Aber wozu überhaupt eine Studie zum Thema Angst? Ist so etwas nicht etwas sehr Deutsches? „German Angst", diese Formulierung hat es zu einem eigenen Wikipedia-Eintrag gebracht. Ob es nun so ist, dass wir uns lieber mit unseren Ängsten beschäftigen als andere oder auch nicht - die Frage ist immer noch, wie man das tut. Welchen Raum räumen wir unserer Ängste in unserem Leben ein, wo gelingt es uns, sie zu reflektieren, wo aber verursachen sie bei uns auch die gedankliche Enge, von der das Wort Angst sich ableitet? Kurz gesagt: Beherrschen wir sie - oder sie uns? Was ist stärker als sie, vermag ihr etwas entgegenzusetzen?

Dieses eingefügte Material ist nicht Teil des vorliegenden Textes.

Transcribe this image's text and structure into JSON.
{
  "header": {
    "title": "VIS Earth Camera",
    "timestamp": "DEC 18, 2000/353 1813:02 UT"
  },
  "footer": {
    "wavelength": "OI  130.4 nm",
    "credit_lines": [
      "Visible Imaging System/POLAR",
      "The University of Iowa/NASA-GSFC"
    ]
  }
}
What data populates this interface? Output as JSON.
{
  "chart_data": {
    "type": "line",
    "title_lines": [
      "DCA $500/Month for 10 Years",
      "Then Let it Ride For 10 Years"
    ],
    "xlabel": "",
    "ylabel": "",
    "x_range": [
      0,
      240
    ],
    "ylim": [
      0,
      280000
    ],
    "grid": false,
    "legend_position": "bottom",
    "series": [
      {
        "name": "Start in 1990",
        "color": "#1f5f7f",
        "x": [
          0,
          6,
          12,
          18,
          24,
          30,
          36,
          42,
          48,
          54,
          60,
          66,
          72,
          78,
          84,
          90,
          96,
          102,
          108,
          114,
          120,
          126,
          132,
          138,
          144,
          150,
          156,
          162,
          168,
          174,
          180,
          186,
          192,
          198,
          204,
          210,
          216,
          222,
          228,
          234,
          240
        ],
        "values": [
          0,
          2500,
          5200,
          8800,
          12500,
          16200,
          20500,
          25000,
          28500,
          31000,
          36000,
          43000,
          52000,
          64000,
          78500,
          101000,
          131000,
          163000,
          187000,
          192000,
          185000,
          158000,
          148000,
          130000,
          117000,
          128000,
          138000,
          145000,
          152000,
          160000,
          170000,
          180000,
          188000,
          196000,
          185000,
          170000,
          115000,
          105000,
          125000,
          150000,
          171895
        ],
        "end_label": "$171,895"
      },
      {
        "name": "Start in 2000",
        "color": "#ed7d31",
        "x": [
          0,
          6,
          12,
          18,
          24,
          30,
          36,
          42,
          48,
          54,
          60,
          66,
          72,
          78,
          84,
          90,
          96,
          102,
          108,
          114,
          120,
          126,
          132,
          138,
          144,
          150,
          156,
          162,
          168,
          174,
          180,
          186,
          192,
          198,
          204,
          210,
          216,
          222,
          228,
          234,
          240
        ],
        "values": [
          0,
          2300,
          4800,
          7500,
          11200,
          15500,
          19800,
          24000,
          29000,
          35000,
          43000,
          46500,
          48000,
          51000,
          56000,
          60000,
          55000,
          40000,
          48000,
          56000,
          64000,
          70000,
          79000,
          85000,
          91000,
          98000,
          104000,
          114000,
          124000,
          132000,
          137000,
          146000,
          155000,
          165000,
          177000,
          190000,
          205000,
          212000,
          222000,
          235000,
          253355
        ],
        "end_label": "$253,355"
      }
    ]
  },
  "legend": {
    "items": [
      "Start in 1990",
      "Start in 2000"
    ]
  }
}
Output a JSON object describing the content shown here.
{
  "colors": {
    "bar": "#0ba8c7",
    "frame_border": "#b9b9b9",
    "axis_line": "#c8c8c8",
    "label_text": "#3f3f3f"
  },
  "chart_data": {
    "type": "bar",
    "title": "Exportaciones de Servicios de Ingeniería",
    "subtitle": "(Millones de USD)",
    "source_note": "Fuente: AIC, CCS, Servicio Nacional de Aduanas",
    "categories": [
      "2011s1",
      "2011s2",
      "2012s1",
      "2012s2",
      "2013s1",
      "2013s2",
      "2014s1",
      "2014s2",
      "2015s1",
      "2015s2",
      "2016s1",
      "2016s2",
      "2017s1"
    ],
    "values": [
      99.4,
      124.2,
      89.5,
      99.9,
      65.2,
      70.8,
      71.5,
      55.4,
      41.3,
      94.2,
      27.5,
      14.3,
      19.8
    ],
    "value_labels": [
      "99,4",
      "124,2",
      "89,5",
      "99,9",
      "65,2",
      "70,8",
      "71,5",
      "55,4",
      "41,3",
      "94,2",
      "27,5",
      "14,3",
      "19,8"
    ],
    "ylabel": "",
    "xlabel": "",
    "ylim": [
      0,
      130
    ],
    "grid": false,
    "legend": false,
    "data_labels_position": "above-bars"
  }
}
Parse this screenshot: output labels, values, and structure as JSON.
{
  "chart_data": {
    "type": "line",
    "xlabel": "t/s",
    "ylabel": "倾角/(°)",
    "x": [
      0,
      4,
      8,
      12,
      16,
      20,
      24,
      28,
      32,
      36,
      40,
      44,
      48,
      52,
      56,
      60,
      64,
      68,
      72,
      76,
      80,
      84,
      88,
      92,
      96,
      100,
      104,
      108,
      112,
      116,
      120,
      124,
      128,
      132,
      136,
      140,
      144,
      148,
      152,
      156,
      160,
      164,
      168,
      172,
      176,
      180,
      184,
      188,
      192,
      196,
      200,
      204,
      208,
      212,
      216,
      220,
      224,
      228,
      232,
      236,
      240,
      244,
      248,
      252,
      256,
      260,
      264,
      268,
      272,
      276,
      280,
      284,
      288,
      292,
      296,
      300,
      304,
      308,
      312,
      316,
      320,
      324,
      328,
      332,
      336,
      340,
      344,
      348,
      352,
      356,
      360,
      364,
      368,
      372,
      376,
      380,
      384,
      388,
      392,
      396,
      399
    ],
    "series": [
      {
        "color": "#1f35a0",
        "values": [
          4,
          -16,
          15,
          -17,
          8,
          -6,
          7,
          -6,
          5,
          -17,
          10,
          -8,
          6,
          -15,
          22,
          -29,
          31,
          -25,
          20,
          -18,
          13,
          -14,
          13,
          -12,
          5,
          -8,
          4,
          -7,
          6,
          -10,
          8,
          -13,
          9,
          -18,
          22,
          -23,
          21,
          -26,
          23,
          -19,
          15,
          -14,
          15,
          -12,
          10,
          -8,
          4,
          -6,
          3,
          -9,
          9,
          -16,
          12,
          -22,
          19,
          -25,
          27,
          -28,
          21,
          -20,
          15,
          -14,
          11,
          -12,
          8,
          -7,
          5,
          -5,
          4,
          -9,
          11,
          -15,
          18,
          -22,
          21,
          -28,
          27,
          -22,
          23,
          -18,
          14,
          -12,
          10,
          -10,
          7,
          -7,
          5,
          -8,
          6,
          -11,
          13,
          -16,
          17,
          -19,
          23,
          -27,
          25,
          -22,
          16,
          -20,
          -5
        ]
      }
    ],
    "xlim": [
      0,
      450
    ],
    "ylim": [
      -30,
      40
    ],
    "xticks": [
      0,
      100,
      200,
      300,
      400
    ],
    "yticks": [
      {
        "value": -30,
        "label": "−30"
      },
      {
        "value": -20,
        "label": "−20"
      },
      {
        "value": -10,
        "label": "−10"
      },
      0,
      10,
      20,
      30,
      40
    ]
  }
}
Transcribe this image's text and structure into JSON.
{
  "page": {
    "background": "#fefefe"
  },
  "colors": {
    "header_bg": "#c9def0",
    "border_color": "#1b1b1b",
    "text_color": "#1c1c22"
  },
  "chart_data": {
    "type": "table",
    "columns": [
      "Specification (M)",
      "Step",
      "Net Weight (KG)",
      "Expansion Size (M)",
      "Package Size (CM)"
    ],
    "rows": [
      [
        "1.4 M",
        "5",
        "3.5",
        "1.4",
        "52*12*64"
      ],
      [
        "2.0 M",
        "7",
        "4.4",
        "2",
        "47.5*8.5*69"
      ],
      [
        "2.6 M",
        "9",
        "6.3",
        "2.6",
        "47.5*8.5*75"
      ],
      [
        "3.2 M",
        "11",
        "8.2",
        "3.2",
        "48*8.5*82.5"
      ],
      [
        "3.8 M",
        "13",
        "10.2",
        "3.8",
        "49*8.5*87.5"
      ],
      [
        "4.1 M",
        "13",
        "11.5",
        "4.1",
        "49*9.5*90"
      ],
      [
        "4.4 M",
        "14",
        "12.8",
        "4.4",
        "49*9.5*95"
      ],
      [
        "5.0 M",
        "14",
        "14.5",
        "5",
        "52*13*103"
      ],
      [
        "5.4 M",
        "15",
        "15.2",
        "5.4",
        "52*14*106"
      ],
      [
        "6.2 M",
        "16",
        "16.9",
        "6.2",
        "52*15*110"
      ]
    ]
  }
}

Auch wenn es beim ersten Hören nicht so scheinen mag: Es ist mit Thema von Bachs Motette „Der Geist hilft unserer Schwachheit auf". Wir hören sie gleich. Ihr liegen Worte aus Paulus Brief an die Römer zugrunde. Er unterscheidet hier zwei Zugänge zum Leben: den nach dem Fleisch - oder den nach dem Geist. Hier geht es geht nicht um einen Dualismus von Körper und Geist. Nach dem Fleisch leben ist hier der Versuch, sich allein selbst zu genügen. Aus sich selbst alles schöpfen zu wollen, „Garant seiner selbst zu sein" und zu meinen, sich selbst das vollkommene Glück sichern zu können - oder das Heil, wie es in der Sprache der Religion heißt. Bei diesem Weg kommt das Scheitern nicht vor, das Schuldigwerden oder das Nichtgenügen: Es darf nicht sein, allenfalls kann es sich um einen kleinen behebbaren Zwischenfall auf dem Weg zum Ziel handeln. Dieser Zugang zum Leben, so Paulus, führt in die Enge. Er kann über die Überforderung bis hin zur Selbstverdammung führen(„Was bin ich bloß für ein Versager"). Wo das geschieht, gedeiht die Angst vor dem oder den anderen besonders gut, die mir selbst irgendwie als gefestigter vorkommen und von daher bedrohlich wirken. Das ist Leben im Fleisch.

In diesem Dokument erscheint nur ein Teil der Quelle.